Hadoop and Pig Flashcards
What specific concept is HDFS designed to support?
HDFS is designed to support high streaming read performance and follows the concept of “write once and read many times.” It doesn’t encourage frequent updates on files.
How does HDFS ensure fault tolerance in its data storage?
by storing data in fixed blocks on distributed nodes called DataNodes, replicating them to handle potential failures.
How does Hadoop achieve its purpose?
It scales from one server to thousands, making it easy to process large datasets. It’s designed to stay available even if some computers fail, ensuring reliability on less-than-perfect systems.
What is the significance of heartbeats in HDFS, and how does the NameNode use them to manage DataNodes?
Heartbeats in HDFS are signals sent by DataNodes to the NameNode. The NameNode uses heartbeats to track individual DataNodes and manage the overall health of the system.
What happens if the NameNode doesn’t receive a response from a specific DataNode in HDFS?
it considers that DataNode as failed or faulty, and appropriate actions are taken to maintain system integrity and fault tolerance.
What is the role of the NameNode in the File System Namespace?
The NameNode manages and maintains the FileSystem Namespace, keeping track of all Namespace properties and information
What is the default size of data blocks in HDFS, and why is it designed to be much larger than the standard file block size?
The default size of data blocks in HDFS is 128 MB, significantly larger than the standard file block size of 512 bytes. This larger size is chosen for fault tolerance and availability through replication.
What potential issue arises from using small blocks in HDFS, and what does this issue result in?
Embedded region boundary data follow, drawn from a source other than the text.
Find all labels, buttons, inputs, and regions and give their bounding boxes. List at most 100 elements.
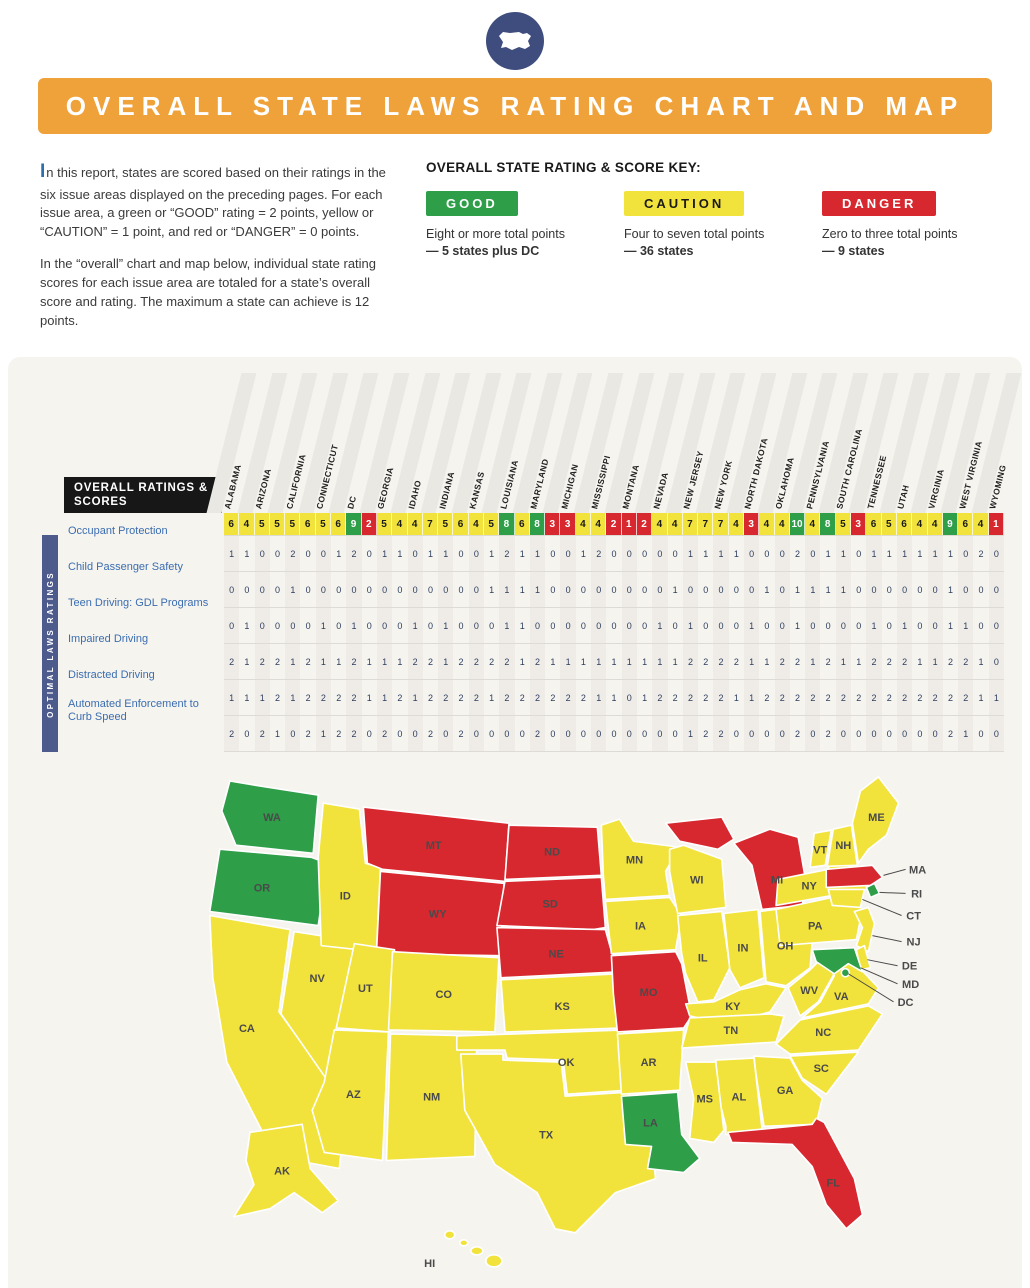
state-label-nm: NM bbox=[423, 1092, 440, 1104]
overall-score-mt: 1 bbox=[621, 513, 637, 536]
score-mn-row5: 0 bbox=[580, 728, 586, 739]
score-az-row1: 0 bbox=[254, 572, 270, 608]
state-label-va: VA bbox=[834, 991, 849, 1003]
leader-line-ct bbox=[862, 899, 902, 917]
score-hi-row2: 0 bbox=[397, 620, 403, 631]
page-title: OVERALL STATE LAWS RATING CHART AND MAP bbox=[65, 90, 965, 121]
score-nh-row3: 1 bbox=[672, 656, 678, 667]
score-ca-row1: 1 bbox=[285, 572, 301, 608]
score-id-row5: 0 bbox=[407, 716, 423, 752]
chart-and-map-card: OPTIMAL LAWS RATINGS OVERALL RATINGS & S… bbox=[8, 357, 1022, 1288]
map-region: WA OR CA NV ID MT WY UT CO AZ NM ND SD N… bbox=[8, 752, 1022, 1288]
score-wv-row2: 1 bbox=[958, 608, 974, 644]
overall-score-mi: 3 bbox=[560, 513, 576, 536]
state-label-ak: AK bbox=[274, 1166, 290, 1178]
score-dc-row1: 0 bbox=[346, 572, 362, 608]
state-co bbox=[387, 951, 500, 1034]
score-nd-row5: 0 bbox=[744, 716, 760, 752]
score-pa-row1: 1 bbox=[805, 572, 821, 608]
score-vt-row5: 0 bbox=[917, 728, 923, 739]
score-sc-row0: 1 bbox=[835, 536, 852, 572]
score-co-row2: 0 bbox=[305, 620, 311, 631]
score-la-row3: 2 bbox=[499, 644, 515, 680]
score-sd-row0: 0 bbox=[856, 548, 862, 559]
overall-score-sd: 3 bbox=[851, 513, 867, 536]
score-fl-row4: 1 bbox=[366, 692, 372, 703]
score-al-row4: 1 bbox=[224, 680, 240, 716]
overall-score-nv: 4 bbox=[652, 513, 668, 536]
score-wi-row2: 0 bbox=[978, 620, 984, 631]
row-label-impaired-driving: Impaired Driving bbox=[68, 632, 149, 645]
score-ne-row3: 1 bbox=[642, 656, 648, 667]
score-ok-row2: 0 bbox=[774, 608, 790, 644]
state-label-sc: SC bbox=[814, 1064, 829, 1076]
column-header-ny: NEW YORK bbox=[712, 373, 734, 513]
overall-score-ak: 4 bbox=[239, 513, 255, 536]
score-wa-row4: 2 bbox=[947, 692, 953, 703]
score-ms-row0: 2 bbox=[591, 536, 607, 572]
score-de-row3: 1 bbox=[336, 656, 342, 667]
score-ca-row5: 0 bbox=[285, 716, 301, 752]
score-ri-row5: 2 bbox=[825, 728, 831, 739]
overall-score-wv: 6 bbox=[958, 513, 974, 536]
score-ms-row1: 0 bbox=[591, 572, 607, 608]
overall-score-ar: 5 bbox=[269, 513, 286, 536]
score-ky-row3: 2 bbox=[489, 656, 495, 667]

The use of small blocks in HDFS leads to a large number of files, causing considerable interaction between the NameNode and DataNodes. This interaction creates overhead for the entire process.
What are the two main components of an HDFS cluster, and what are their respective roles?
An HDFS cluster includes a single NameNode (managing metadata) and multiple DataNodes (managing storage)
How does a file get stored in an HDFS cluster, and what role does the NameNode play in this process?
Files in HDFS are split into blocks, stored in DataNodes; the NameNode maps blocks to DataNodes.
How does HDFS handle data block storage, and what triggers communication between DataNodes and the NameNode?
HDFS stores data blocks locally initially and communicates with the NameNode for the next DataNode when a block is full.
What is the role of the replication factor in HDFS, and when is it determined?
The replication factor, set during file creation, ensures fault tolerance by creating copies on different DataNodes. If not specified, the default is three.
How does Hadoop’s rack awareness enhance fault tolerance, and what’s a drawback associated with it?
by distributing replicas across racks. However, it increases I/O costs due to block transfer across racks.
What happens when a DataNode fails health checks in HDFS, and how does the system handle block replication?
the NameNode removes the block from the pipeline and re-replicates it to a different DataNode.